86. So far as the submission of Mr. Chittley in respect of the application of Sections 52 and 53 of the Rajasthan Public Trust Act is concerned, I am of the opinion that no mandamus can be granted for acting under them. Sub-clause (2) of Section 52 mentions phrase 'as soon as' and it is for the respondents to publish the list of public trusts and to notify the same and then comply with the provisions of Section 53 as and when the same became applicable. 87. The result of the above discussion is that whereas the main challenge to the validity of sub-clause (c) of sub-section (2) of Section 2 of the Rajasthan Premises (Control of Rent and Eviction) Act is devoid of any force and consequently rejected.
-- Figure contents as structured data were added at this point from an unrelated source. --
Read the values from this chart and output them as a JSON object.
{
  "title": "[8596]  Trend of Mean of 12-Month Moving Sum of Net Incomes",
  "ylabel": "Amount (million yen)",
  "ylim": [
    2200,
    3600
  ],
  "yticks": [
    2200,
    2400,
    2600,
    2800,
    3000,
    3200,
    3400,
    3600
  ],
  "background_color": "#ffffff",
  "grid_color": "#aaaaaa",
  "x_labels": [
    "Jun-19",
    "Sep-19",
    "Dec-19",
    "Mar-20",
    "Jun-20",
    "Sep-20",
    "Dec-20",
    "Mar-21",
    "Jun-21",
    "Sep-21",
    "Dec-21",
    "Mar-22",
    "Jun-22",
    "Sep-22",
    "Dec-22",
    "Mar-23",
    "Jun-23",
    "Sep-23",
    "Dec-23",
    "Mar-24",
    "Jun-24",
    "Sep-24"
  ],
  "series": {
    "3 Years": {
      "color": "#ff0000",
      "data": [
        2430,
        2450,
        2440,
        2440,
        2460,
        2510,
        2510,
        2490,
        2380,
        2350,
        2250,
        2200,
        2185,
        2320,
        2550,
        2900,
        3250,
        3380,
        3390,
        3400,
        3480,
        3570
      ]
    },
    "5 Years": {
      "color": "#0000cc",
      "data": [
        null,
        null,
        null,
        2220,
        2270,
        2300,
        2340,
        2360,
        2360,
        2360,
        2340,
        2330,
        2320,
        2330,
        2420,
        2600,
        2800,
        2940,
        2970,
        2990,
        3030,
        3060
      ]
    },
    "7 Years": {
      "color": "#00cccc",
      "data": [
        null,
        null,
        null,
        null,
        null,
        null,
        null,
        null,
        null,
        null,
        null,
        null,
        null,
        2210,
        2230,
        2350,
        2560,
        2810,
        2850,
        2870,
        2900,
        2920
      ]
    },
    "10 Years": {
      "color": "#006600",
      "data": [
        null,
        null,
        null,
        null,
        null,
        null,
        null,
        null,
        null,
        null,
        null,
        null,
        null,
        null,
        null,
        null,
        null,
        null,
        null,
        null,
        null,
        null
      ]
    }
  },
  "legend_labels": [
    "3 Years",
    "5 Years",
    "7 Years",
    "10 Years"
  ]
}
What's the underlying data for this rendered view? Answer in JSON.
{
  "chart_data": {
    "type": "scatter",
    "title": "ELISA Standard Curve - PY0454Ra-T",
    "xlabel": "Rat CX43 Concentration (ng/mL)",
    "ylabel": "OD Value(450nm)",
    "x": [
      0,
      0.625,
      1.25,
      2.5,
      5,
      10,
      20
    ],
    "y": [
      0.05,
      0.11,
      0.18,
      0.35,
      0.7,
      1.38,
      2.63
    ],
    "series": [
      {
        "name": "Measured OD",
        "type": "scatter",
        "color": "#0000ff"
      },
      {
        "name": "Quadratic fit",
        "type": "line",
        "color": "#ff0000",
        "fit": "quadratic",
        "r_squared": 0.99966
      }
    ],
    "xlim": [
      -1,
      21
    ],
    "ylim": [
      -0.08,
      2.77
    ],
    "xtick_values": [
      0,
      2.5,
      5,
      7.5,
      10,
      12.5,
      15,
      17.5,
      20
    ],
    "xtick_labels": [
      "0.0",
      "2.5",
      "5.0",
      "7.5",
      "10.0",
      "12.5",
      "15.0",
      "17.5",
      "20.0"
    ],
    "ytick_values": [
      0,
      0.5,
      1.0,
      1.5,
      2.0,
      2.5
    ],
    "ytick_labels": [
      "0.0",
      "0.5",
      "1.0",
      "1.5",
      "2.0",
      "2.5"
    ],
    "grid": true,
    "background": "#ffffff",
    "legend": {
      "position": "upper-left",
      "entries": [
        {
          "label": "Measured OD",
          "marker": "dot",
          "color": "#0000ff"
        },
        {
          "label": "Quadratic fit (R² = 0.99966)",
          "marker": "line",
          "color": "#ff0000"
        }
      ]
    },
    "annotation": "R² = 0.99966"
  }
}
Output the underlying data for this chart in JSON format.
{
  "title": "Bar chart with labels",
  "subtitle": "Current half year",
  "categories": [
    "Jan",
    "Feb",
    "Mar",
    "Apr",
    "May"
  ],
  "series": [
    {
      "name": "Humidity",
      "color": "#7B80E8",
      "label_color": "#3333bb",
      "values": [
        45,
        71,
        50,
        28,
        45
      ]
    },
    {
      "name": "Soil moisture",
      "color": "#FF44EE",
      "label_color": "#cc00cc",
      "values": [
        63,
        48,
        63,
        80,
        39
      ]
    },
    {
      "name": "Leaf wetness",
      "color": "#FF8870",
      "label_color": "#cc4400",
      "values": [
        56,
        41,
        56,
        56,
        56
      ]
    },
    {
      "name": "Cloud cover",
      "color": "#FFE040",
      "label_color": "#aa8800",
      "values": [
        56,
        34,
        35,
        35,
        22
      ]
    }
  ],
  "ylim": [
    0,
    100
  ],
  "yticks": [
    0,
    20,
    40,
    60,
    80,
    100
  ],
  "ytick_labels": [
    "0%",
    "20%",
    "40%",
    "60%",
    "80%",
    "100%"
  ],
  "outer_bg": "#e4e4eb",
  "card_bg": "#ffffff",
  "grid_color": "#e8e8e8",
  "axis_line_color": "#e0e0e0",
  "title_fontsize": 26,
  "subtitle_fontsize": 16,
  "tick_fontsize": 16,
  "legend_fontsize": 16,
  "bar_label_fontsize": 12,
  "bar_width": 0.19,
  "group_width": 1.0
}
The Writ Petitions are accepted to the limited extent that the enhancement of the rent unilaterally against the petitioners and the order of eviction so far passed on the basis of non-payment of the enhanced rent, are conditionally quashed as mentioned above. The respondents would be at liberty to take appropriate proceedings for eviction or otherwise, according to law, against the petitioners. 88. The Writ Petitions are accepted partially without any order as to costs.Petitions accepted.